(Formerly IRIN News) Journalism from the heart of crises

Bird flu outbreaks up sharply in 2011

Backyard poultry occupies more than half of Bangladesh's poultry market. Farm grown and home grown chickens have separate markets. This is a home grown chicken market in the capital, Dhaka.
Shamsuddin Ahmed/IRIN

Outbreaks of H5N1 bird flu among poultry in Bangladesh - already three times higher this year than the same period last year - have caused “serious concern” for the authorities.

“We are undertaking heavy surveillance at farms and teams are supervising markets to prevent sick chickens from being sold,” Director-General of the Department of Livestock Mohammad Ashraf Ali told IRIN.

The avian flu death toll may mount given how such outbreaks typically occur up to June, said the chief technical adviser for the Food and Agriculture Organization, Mat Yamage.
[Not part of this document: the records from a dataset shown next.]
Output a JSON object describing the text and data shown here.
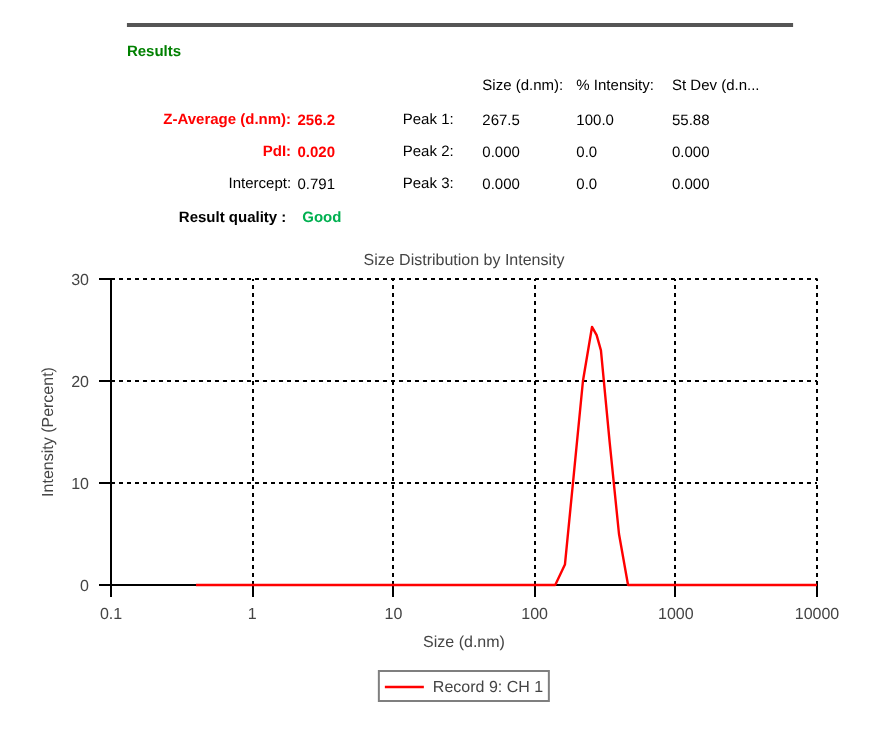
{
  "chart_data": {
    "type": "line",
    "title": "Size Distribution by Intensity",
    "xlabel": "Size (d.nm)",
    "ylabel": "Intensity (Percent)",
    "annotations": [
      "Results",
      "Size (d.nm):",
      "% Intensity:",
      "St Dev (d.n...",
      "Z-Average (d.nm):",
      "256.2",
      "Peak 1:",
      "267.5",
      "100.0",
      "55.88",
      "PdI:",
      "0.020",
      "Peak 2:",
      "0.000",
      "0.0",
      "0.000",
      "Intercept:",
      "0.791",
      "Peak 3:",
      "0.000",
      "0.0",
      "0.000",
      "Result quality :",
      "Good"
    ],
    "x": [
      0.4,
      1,
      10,
      100,
      140,
      164,
      190,
      220,
      255,
      275,
      295,
      340,
      396,
      459,
      1000,
      10000
    ],
    "series": [
      {
        "name": "Record 9: CH 1",
        "color": "#ff0000",
        "values": [
          0,
          0,
          0,
          0,
          0,
          2,
          11,
          20,
          25.3,
          24.5,
          23,
          14,
          5,
          0,
          0,
          0
        ]
      }
    ],
    "log": "x",
    "xlim": [
      0.1,
      10000
    ],
    "xticks": [
      0.1,
      1,
      10,
      100,
      1000,
      10000
    ],
    "ylim": [
      0,
      30
    ],
    "yticks": [
      0,
      10,
      20,
      30
    ],
    "grid": true,
    "legend": "bottom",
    "line_style": "solid",
    "marker": "none"
  }
}
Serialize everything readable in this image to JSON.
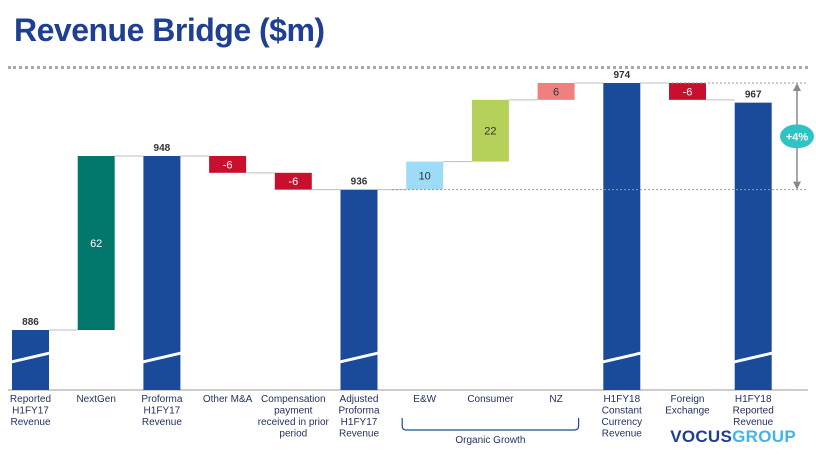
{
  "title": "Revenue Bridge ($m)",
  "logo": {
    "part1": "VOCUS",
    "part2": "GROUP"
  },
  "chart_data": {
    "type": "waterfall",
    "title": "Revenue Bridge ($m)",
    "group_label": "Organic Growth",
    "delta_badge": "+4%",
    "steps": [
      {
        "category": "Reported\nH1FY17\nRevenue",
        "kind": "total",
        "value": 886,
        "color": "#1a4b9b",
        "label": "886",
        "broken": true
      },
      {
        "category": "NextGen",
        "kind": "delta",
        "value": 62,
        "color": "#00776a",
        "label": "62"
      },
      {
        "category": "Proforma\nH1FY17\nRevenue",
        "kind": "total",
        "value": 948,
        "color": "#1a4b9b",
        "label": "948",
        "broken": true
      },
      {
        "category": "Other M&A",
        "kind": "delta",
        "value": -6,
        "color": "#c8102e",
        "label": "-6"
      },
      {
        "category": "Compensation\npayment\nreceived in prior\nperiod",
        "kind": "delta",
        "value": -6,
        "color": "#c8102e",
        "label": "-6"
      },
      {
        "category": "Adjusted\nProforma\nH1FY17\nRevenue",
        "kind": "total",
        "value": 936,
        "color": "#1a4b9b",
        "label": "936",
        "broken": true
      },
      {
        "category": "E&W",
        "kind": "delta",
        "value": 10,
        "color": "#9ddcf9",
        "label": "10"
      },
      {
        "category": "Consumer",
        "kind": "delta",
        "value": 22,
        "color": "#b5d15a",
        "label": "22"
      },
      {
        "category": "NZ",
        "kind": "delta",
        "value": 6,
        "color": "#f07f7f",
        "label": "6"
      },
      {
        "category": "H1FY18\nConstant\nCurrency\nRevenue",
        "kind": "total",
        "value": 974,
        "color": "#1a4b9b",
        "label": "974",
        "broken": true
      },
      {
        "category": "Foreign\nExchange",
        "kind": "delta",
        "value": -6,
        "color": "#c8102e",
        "label": "-6"
      },
      {
        "category": "H1FY18\nReported\nRevenue",
        "kind": "total",
        "value": 967,
        "color": "#1a4b9b",
        "label": "967",
        "broken": true
      }
    ],
    "colors": {
      "total": "#1a4b9b",
      "negative": "#c8102e",
      "connector": "#bdbdbd",
      "badge": "#2ec4c4",
      "axis": "#999999"
    }
  }
}
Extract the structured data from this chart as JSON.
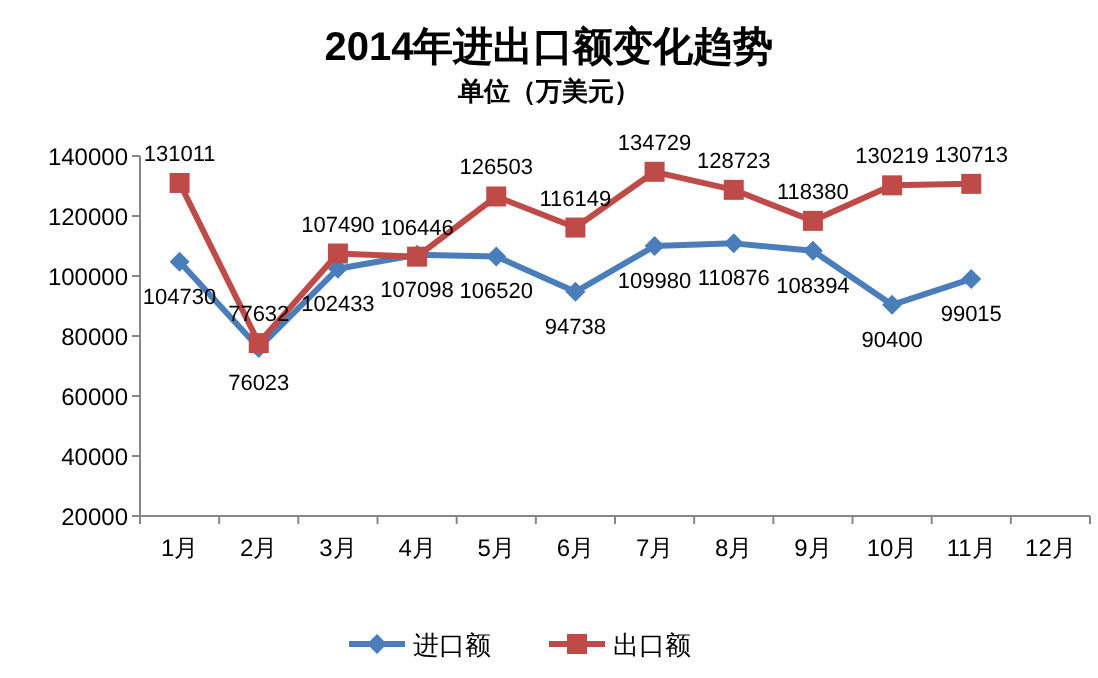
{
  "chart_data": {
    "type": "line",
    "title": "2014年进出口额变化趋势",
    "subtitle": "单位（万美元）",
    "categories": [
      "1月",
      "2月",
      "3月",
      "4月",
      "5月",
      "6月",
      "7月",
      "8月",
      "9月",
      "10月",
      "11月",
      "12月"
    ],
    "series": [
      {
        "name": "进口额",
        "color": "#4a7ebb",
        "marker": "diamond",
        "values": [
          104730,
          76023,
          102433,
          107098,
          106520,
          94738,
          109980,
          110876,
          108394,
          90400,
          99015,
          null
        ]
      },
      {
        "name": "出口额",
        "color": "#be4b48",
        "marker": "square",
        "values": [
          131011,
          77632,
          107490,
          106446,
          126503,
          116149,
          134729,
          128723,
          118380,
          130219,
          130713,
          null
        ]
      }
    ],
    "ylim": [
      20000,
      140000
    ],
    "yticks": [
      20000,
      40000,
      60000,
      80000,
      100000,
      120000,
      140000
    ],
    "data_labels": true,
    "legend": "bottom",
    "grid": false,
    "line_style": "solid"
  }
}
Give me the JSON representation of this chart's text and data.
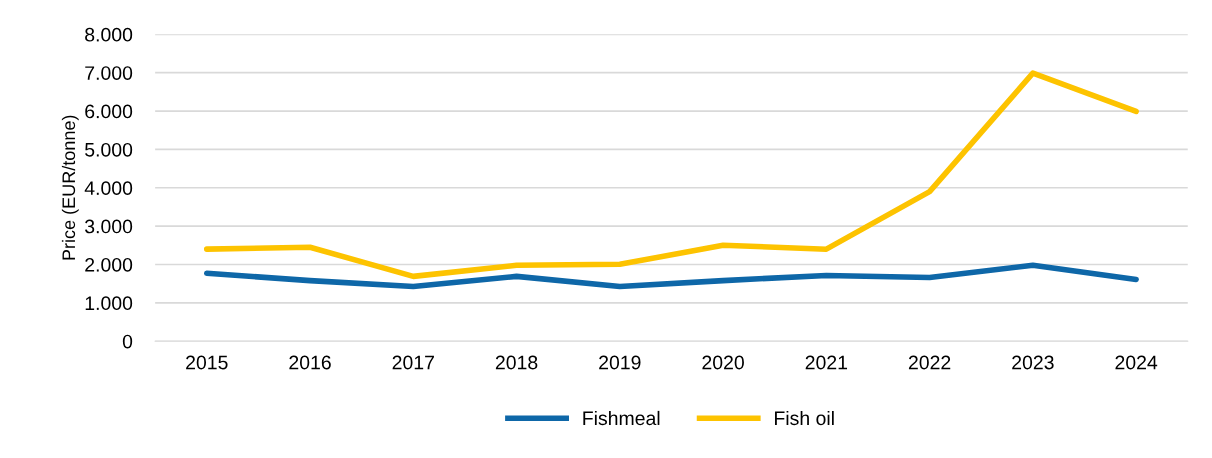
{
  "chart_data": {
    "type": "line",
    "ylabel": "Price (EUR/tonne)",
    "categories": [
      "2015",
      "2016",
      "2017",
      "2018",
      "2019",
      "2020",
      "2021",
      "2022",
      "2023",
      "2024"
    ],
    "series": [
      {
        "name": "Fishmeal",
        "color": "#0e67a8",
        "values": [
          1770,
          1580,
          1425,
          1690,
          1425,
          1580,
          1715,
          1660,
          1980,
          1610
        ]
      },
      {
        "name": "Fish oil",
        "color": "#fdc300",
        "values": [
          2400,
          2450,
          1690,
          1980,
          2005,
          2500,
          2400,
          3900,
          6990,
          5990
        ]
      }
    ],
    "ylim": [
      0,
      8000
    ],
    "yticks": [
      {
        "value": 0,
        "label": "0"
      },
      {
        "value": 1000,
        "label": "1.000"
      },
      {
        "value": 2000,
        "label": "2.000"
      },
      {
        "value": 3000,
        "label": "3.000"
      },
      {
        "value": 4000,
        "label": "4.000"
      },
      {
        "value": 5000,
        "label": "5.000"
      },
      {
        "value": 6000,
        "label": "6.000"
      },
      {
        "value": 7000,
        "label": "7.000"
      },
      {
        "value": 8000,
        "label": "8.000"
      }
    ],
    "grid": "y",
    "legend": "bottom",
    "marker": "none",
    "line_style": "solid"
  }
}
But reports of increases may not be a bad thing, he noted. “One hypothesis [for the increased number of outbreaks], though unconfirmed, is that farmers are more willing to report bird flu because the rate of compensation more than doubled this year. This is a positive development, as farmers generally no longer opt to sell sick poultry.”

Ashraf said the loss to farmers was still being estimated; he was reluctant to specify precise compensation levels per bird.


Yamage said he could not give a figure for compensation because it depended on the type of bird and its age, adding: "It won't be possible to calculate the total losses suffered by the poultry industry until much later. There are also secondary effects, such as a loss of consumer confidence."

A compensation figure of US$2.8 per bird has been mentioned in some areas.

While the government has trained farmers how to prevent the spread of H5N1, still worrying is how farmers may not be practising “bio-security”, such as using solid fences and nets to quarantine infected flocks, and disinfecting footwear, said Yamage.

“Bangladesh has a very high population density - and as every backyard farm has poultry, it’s very easy for the virus to spread from one backyard to another,” said Ashraf.

Since the beginning of the year, 200,000 birds have been culled in 92 outbreaks. About two million birds have been culled since the first outbreak in 2007.

Bird flu was first detected in Bangladesh’s capital, Dhaka, in March 2007 and one human case was reported in May 2008.